Comment by bostik

1 day ago

That was a big source of contention, but admittedly there was plenty of skunkworks going around internally to experiment with the officially forbidden material.

I was probably one of the first people to ever possess[ß] a Nokia device running Linux. A research unit in US wrote a library to interface with the baseband modem and provided the whole thing as a single, mostly-statically linked binary that could be used for phonecall functionality. A skunkworks team in Finland wrote a bootloader for N95 to use a Linux kernel. And an ex team member helped put together the initial Debian-based userland.

I wrote the wrapper library that under the hood ran the baseband binary, exposing a sane state machine you could then rely on from "regular" userspace.
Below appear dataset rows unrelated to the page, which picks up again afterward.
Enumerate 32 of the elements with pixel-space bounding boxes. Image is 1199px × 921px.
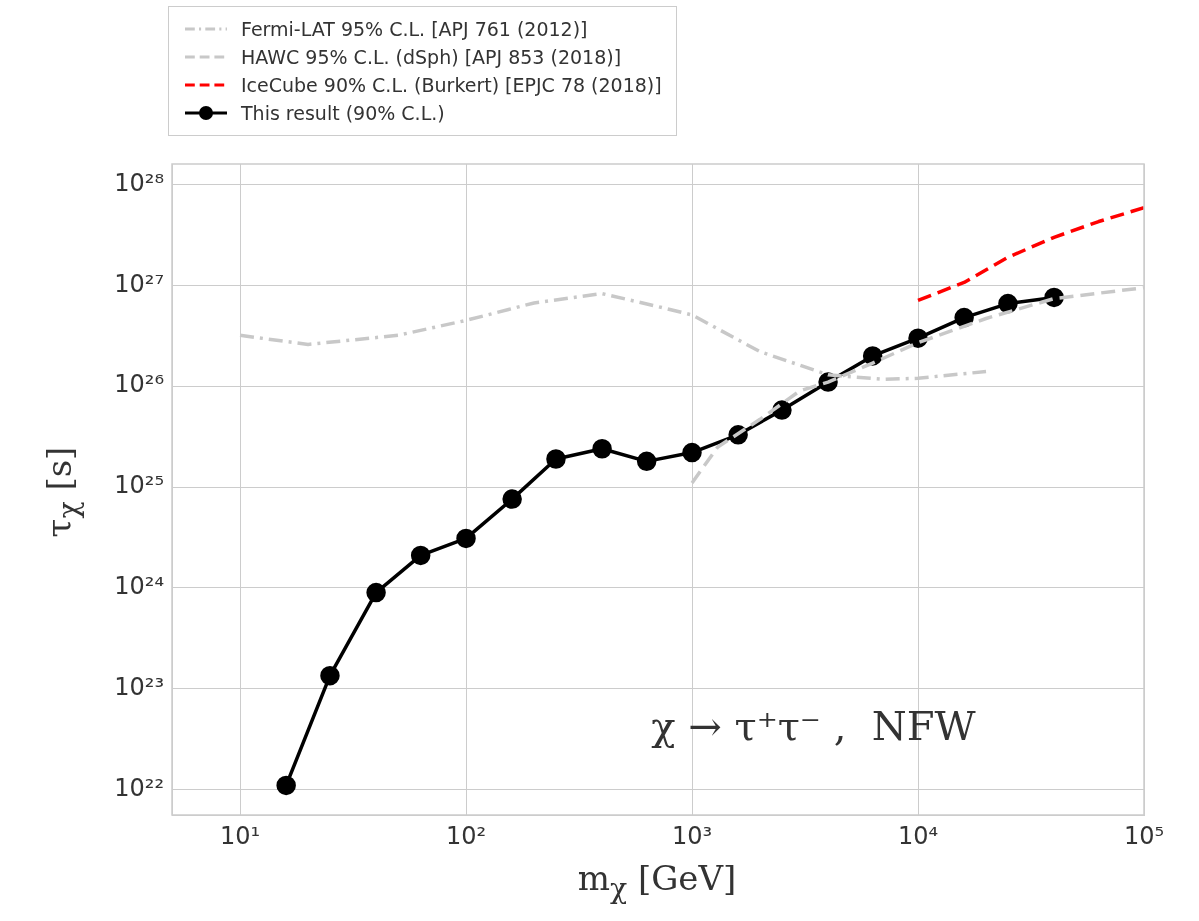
point: [682, 442, 702, 463]
line-series: [916, 205, 1144, 303]
x-tick-label: 10⁴: [897, 821, 939, 850]
point: [502, 489, 522, 509]
point: [636, 451, 657, 472]
y-tick-label: 10²⁵: [114, 471, 164, 500]
legend-label: This result (90% C.L.): [241, 102, 445, 124]
point: [456, 528, 476, 549]
legend-label: HAWC 95% C.L. (dSph) [APJ 853 (2018)]: [241, 46, 622, 68]
x-tick-label: 10⁵: [1123, 821, 1165, 850]
y-tick-label: 10²²: [114, 773, 164, 802]
x-tick-label: 10³: [671, 821, 713, 850]
y-tick-label: 10²⁷: [114, 269, 164, 298]
point: [954, 307, 974, 328]
y-tick-label: 10²⁸: [114, 168, 164, 197]
point: [276, 775, 296, 796]
x-tick-label: 10¹: [219, 821, 261, 850]
x-tick-label: 10²: [445, 821, 487, 850]
y-tick-label: 10²⁴: [114, 572, 164, 601]
point: [998, 293, 1018, 314]
annotation: χ → τ⁺τ⁻ , NFW: [651, 703, 976, 749]
point: [410, 545, 431, 566]
legend-label: IceCube 90% C.L. (Burkert) [EPJC 78 (2018)]: [241, 74, 662, 96]
point: [862, 346, 883, 366]
y-tick-label: 10²³: [114, 673, 164, 701]
point: [592, 439, 612, 459]
legend-label: Fermi-LAT 95% C.L. [APJ 761 (2012)]: [241, 18, 588, 40]
point: [366, 582, 386, 603]
y-tick-label: 10²⁶: [114, 370, 164, 399]
point: [320, 665, 340, 686]
point: [546, 449, 566, 469]
x-axis-title: m$_{χ}$ [GeV]: [576, 858, 738, 905]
And I wrote the first, really rough contact book to make/receive calls from the prototype UI. The UI was built with a very early version of libflutter, a GL-based widget library. We built our own layer on top of it.

The prototype became known as the "Flower Phone", thanks to its default background screen. A few months after the device having been showed off our team was provided with about a dozen bright orange[0] N95 devices that ran Linux, booted off of a userspace we had built, and came with our prototype UI. We used them for on-device debugging and developing the UI layer further. Making real calls with them was a core piece of functionality.

From what I understand, the phone functionality in N900 became a reality thanks to that little project.

ß: wasn't mine, it firmly remained property of Nokia. But I used it for experimentation and making real calls.

0: the colour was used to signal the devices were prototypes.